The same thing is happening here, several integration tests are hanging because of a slow consumer group stuck at loopCheckPartitionNumbers. I tried to configure saramaCfg.Metadata.RefreshFrequency = 30 * time.Second, no luck so far.

It just gets stuck so far indefinitely. If I insert a sleep of ~ 5 seconds, it passes.

Let me know if you need more data.

github-actions[bot] commented 1 year ago

Thank you for taking the time to raise this issue. However, it has not had any activity on it in the past 90 days and will be closed in 30 days if no updates occur. Please check if the main branch has already resolved the issue since it was raised. If you believe the issue is still valid and you would like input from the maintainers then please comment to ask for it to be reviewed.

dnwe commented 1 year ago

@tuliogomesbarbosa @Siyu-silvia are you still seeing this behaviour with modern Sarama versions? There were a bunch of fixes and improvements in this area of code over time.
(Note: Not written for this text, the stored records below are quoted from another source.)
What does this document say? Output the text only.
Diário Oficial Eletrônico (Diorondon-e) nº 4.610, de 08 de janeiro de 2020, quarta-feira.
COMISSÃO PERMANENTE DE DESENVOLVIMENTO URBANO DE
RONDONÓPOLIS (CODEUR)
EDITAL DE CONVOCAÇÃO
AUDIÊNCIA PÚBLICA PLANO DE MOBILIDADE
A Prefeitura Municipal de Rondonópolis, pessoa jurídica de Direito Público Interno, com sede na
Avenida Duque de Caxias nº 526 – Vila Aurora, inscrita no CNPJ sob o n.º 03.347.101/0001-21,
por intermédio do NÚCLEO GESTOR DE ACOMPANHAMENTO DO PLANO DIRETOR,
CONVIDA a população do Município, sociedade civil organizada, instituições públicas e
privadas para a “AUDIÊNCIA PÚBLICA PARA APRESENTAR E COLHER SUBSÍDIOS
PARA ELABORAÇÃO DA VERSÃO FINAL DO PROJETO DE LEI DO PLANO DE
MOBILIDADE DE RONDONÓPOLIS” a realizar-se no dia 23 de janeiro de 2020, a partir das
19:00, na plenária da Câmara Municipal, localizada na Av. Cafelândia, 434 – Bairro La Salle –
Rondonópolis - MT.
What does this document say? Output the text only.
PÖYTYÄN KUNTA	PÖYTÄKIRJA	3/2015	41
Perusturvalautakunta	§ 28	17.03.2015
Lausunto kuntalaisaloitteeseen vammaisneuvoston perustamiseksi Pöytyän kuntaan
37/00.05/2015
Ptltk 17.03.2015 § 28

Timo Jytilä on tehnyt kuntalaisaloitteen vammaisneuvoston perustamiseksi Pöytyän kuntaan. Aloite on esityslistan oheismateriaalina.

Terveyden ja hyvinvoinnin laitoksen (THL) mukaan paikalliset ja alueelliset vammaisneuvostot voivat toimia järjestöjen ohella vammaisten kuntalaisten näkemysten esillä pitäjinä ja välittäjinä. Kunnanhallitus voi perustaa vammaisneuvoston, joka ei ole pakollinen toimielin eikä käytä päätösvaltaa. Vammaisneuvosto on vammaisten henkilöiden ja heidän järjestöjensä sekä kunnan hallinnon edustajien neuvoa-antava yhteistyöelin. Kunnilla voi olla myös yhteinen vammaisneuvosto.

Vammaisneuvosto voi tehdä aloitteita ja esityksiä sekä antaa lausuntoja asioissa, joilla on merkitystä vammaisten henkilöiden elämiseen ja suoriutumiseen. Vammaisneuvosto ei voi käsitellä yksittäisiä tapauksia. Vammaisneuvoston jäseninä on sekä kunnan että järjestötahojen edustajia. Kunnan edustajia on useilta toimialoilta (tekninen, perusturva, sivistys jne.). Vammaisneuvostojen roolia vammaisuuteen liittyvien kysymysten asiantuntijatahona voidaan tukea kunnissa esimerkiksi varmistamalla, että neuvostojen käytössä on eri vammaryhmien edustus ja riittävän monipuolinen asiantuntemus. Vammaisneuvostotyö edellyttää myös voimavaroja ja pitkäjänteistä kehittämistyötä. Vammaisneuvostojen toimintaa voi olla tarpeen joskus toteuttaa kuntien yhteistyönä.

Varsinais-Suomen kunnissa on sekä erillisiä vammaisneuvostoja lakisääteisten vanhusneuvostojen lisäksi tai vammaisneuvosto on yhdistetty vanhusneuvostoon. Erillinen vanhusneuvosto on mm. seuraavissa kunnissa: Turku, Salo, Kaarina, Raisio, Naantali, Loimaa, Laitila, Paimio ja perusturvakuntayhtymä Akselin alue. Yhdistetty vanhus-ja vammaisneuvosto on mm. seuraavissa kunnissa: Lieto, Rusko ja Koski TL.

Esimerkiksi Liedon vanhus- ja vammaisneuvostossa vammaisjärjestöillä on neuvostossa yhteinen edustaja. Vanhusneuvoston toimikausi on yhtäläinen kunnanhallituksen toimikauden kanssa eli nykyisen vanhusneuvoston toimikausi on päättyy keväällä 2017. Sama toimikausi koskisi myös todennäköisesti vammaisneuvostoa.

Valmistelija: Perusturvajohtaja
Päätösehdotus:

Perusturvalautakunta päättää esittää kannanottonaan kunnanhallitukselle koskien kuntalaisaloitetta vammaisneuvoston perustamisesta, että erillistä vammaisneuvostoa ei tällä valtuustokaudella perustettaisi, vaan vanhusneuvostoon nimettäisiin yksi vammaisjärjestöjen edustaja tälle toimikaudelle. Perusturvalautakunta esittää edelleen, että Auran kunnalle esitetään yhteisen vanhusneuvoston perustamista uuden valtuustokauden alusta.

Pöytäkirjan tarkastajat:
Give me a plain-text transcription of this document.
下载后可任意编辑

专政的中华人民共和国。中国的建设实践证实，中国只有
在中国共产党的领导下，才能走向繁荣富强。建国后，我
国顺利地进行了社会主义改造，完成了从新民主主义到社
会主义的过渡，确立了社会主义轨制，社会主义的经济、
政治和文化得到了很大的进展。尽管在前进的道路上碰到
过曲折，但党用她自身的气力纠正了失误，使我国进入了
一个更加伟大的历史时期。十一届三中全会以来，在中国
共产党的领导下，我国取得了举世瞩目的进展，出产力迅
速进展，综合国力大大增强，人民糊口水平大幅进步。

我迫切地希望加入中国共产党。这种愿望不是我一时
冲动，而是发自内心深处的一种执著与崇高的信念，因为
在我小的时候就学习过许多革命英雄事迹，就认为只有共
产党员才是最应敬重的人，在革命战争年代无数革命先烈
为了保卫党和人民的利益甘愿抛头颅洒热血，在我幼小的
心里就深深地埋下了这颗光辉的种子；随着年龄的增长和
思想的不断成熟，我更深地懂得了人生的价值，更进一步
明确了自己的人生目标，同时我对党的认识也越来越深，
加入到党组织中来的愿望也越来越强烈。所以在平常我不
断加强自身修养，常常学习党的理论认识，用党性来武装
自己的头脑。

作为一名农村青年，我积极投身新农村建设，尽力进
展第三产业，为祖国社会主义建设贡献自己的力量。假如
github-actions[bot] commented 10 months ago

Thank you for taking the time to raise this issue. However, it has not had any activity on it in the past 90 days and will be closed in 30 days if no updates occur. Please check if the main branch has already resolved the issue since it was raised. If you believe the issue is still valid and you would like input from the maintainers then please comment to ask for it to be reviewed.

yaron2 commented 9 months ago

@dnwe it looks like this is still happening: https://github.com/dapr/components-contrib/issues/3263

olitomlinson commented 9 months ago

@dnwe this is causing significant problems for us who use Dapr for Kafka PubSub

olitomlinson commented 9 months ago

@dnwe is this something that you are able to triage again?

github-actions[bot] commented 5 months ago

Thank you for taking the time to raise this issue. However, it has not had any activity on it in the past 90 days and will be closed in 30 days if no updates occur. Please check if the main branch has already resolved the issue since it was raised. If you believe the issue is still valid and you would like input from the maintainers then please comment to ask for it to be reviewed.

ParrySMS commented 5 months ago

@tuliogomesbarbosa @Siyu-silvia are you still seeing this behaviour with modern Sarama versions? There were a bunch of fixes and improvements in this area of code over time.

Hi, Could you please help to show the pull request links?